I actually have a book review to write and post but for now, I’m going to pass on that. I know, I know I should have already done it (no deadline) but I had forgotten about it and I’m not overly interested in reading, reviewing for points. I’d rather read a good book, post a review for the fun of doing it, and to help authors/publishers get their books noticed and read. I don’t even mind the occasional bad book. But today I’m not talking about books…at least I don’t think I am. Who knows though.
Our school year has been underway for two weeks now, and to say it’s going well is, well, maybe the right answer. We haven’t threatened to send them to the elementary school down the street yet. Of course they are both too old for that now, when did that happen?
We’ve had a few meltdowns over….math. Why is it always math? Why can’t it be something else? But otherwise we’re doing good. It’s not quite as easy to wake up, we aren’t quite as ready and willing to start early as we were a couple of weeks ago.
I’ve found myself lately feeling more failure-ish than I have for a while. I’ve felt “not enough”. I’ve cringed when I realize how many people are depending on me and how many, many things I’m dropping through the cracks. I hate disappointing people. I hate feeling like I’m disappointing people.
I know I’m not at all alone in that, and that keeps me sane. I still don’t like it, and still would really rather not but knowing other people are in the same boat helps me keep my chin up.

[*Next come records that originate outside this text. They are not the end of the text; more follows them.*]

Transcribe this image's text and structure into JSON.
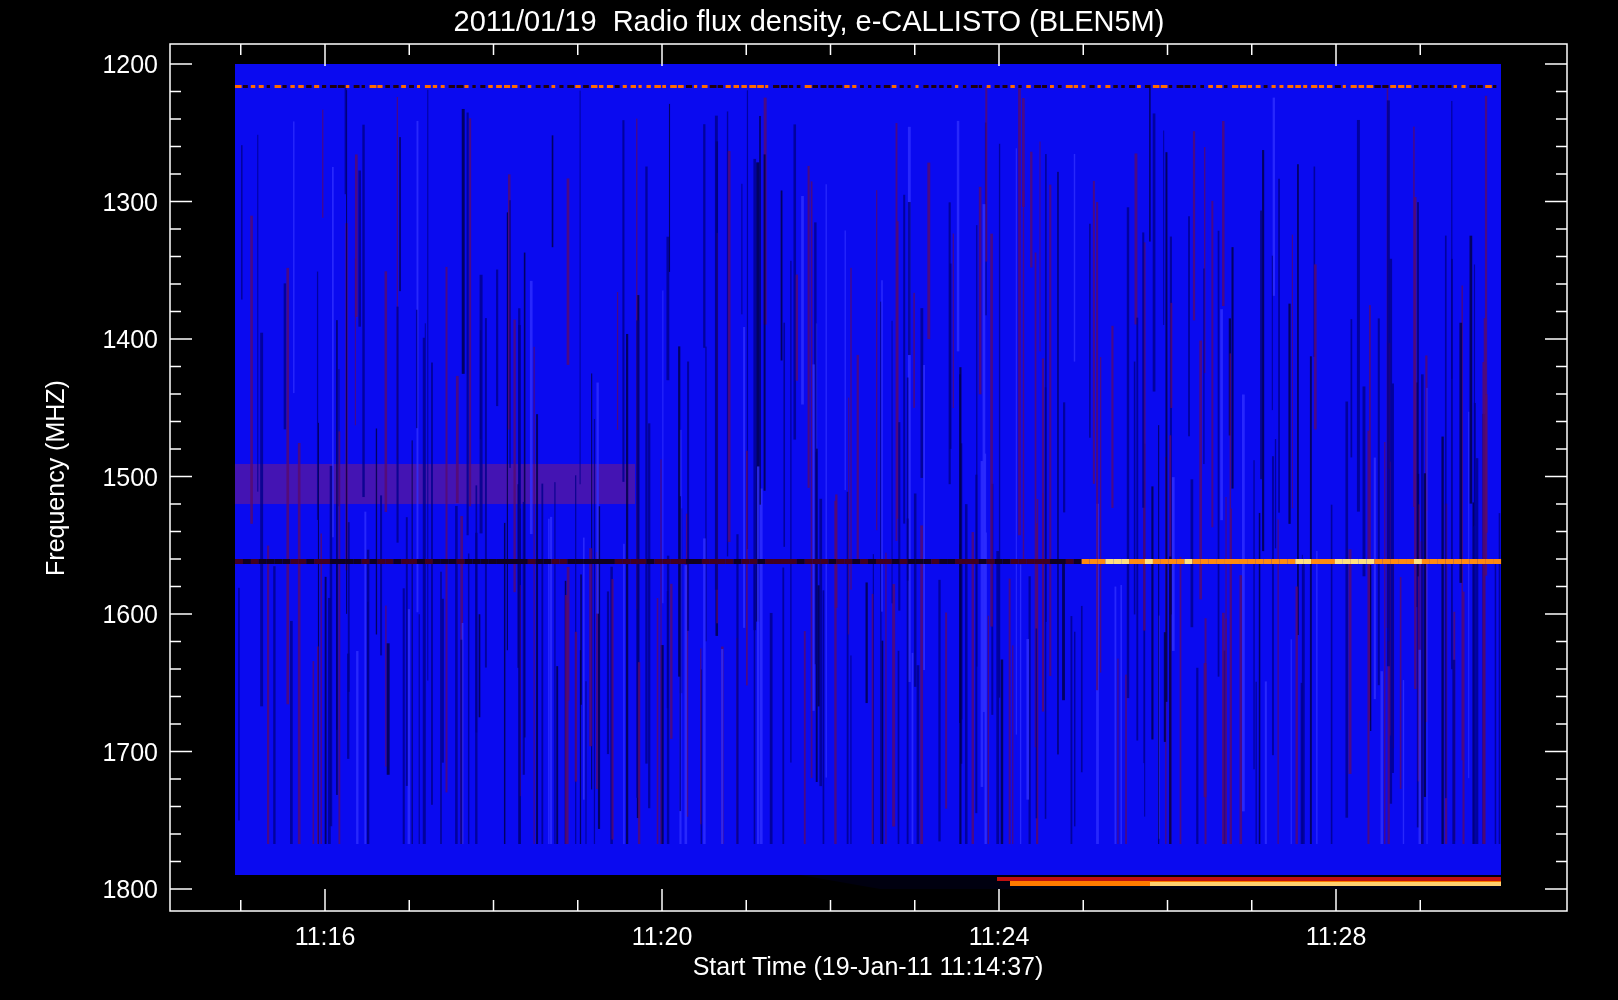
{
  "title": "2011/01/19  Radio flux density, e-CALLISTO (BLEN5M)",
  "y_axis": {
    "label": "Frequency (MHZ)",
    "ticks": [
      "1200",
      "1300",
      "1400",
      "1500",
      "1600",
      "1700",
      "1800"
    ]
  },
  "x_axis": {
    "label": "Start Time (19-Jan-11 11:14:37)",
    "ticks": [
      "11:16",
      "11:20",
      "11:24",
      "11:28"
    ]
  }
}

Lately my daily, moment-by-moment prayer has been that God would be glorified in everything I say, think, or do. My prayer was really put to the test recently, did I really mean it? Was I serious about God getting the glory? How would I feel and react if it looked like I failed?
I was the coordinator for the Beth Moore simulcast on Saturday. My church was a host site, and since I was the one who went to the board with it, I was the coordinator. I had never had that responsibility before. I had helped people, but I was never in charge of the whole thing. To say I felt inadequate would be a huge understatement.
I prayed that God would be glorified regardless of the outcome. Almost every time I panicked, I prayed. When I received emails telling me I was failing in a million different ways, I prayed. When I received phone calls reiterating my failure, I prayed. When people hung up on me, because I refused to buy into their panic, and said repeatedly, “I’m not concerned about that”, I prayed.
The turn out was lighter than I wanted. Lighter than expected. The church “lost” money. Financially it could be a failure. But was God glorified? Were people reached?
I have been an emotional basket-case ever since. I get weepy and teary when I realize how blessed I am. I am blessed because God showed up.
I am blessed with friends. I am blessed by the men in my church who come up to me on Sunday and say, “Hey, I have another devotional for you.” And it is just what I needed.
I got teary this morning reading a blog post by my friend. One of those friends you’re tempted to call your “BFF” and then you realize you’ve never actually met the woman, but your lives feel so intricately interwoven, you must be BFF’s. You’re in the same stage of life, have children close in age. You’re facing similar struggles.
So what’s a girl to do when she has great thoughts and her mind completely goes blank?
Just know whatever I had planned to say here, was GOOD! And that I’m blessed!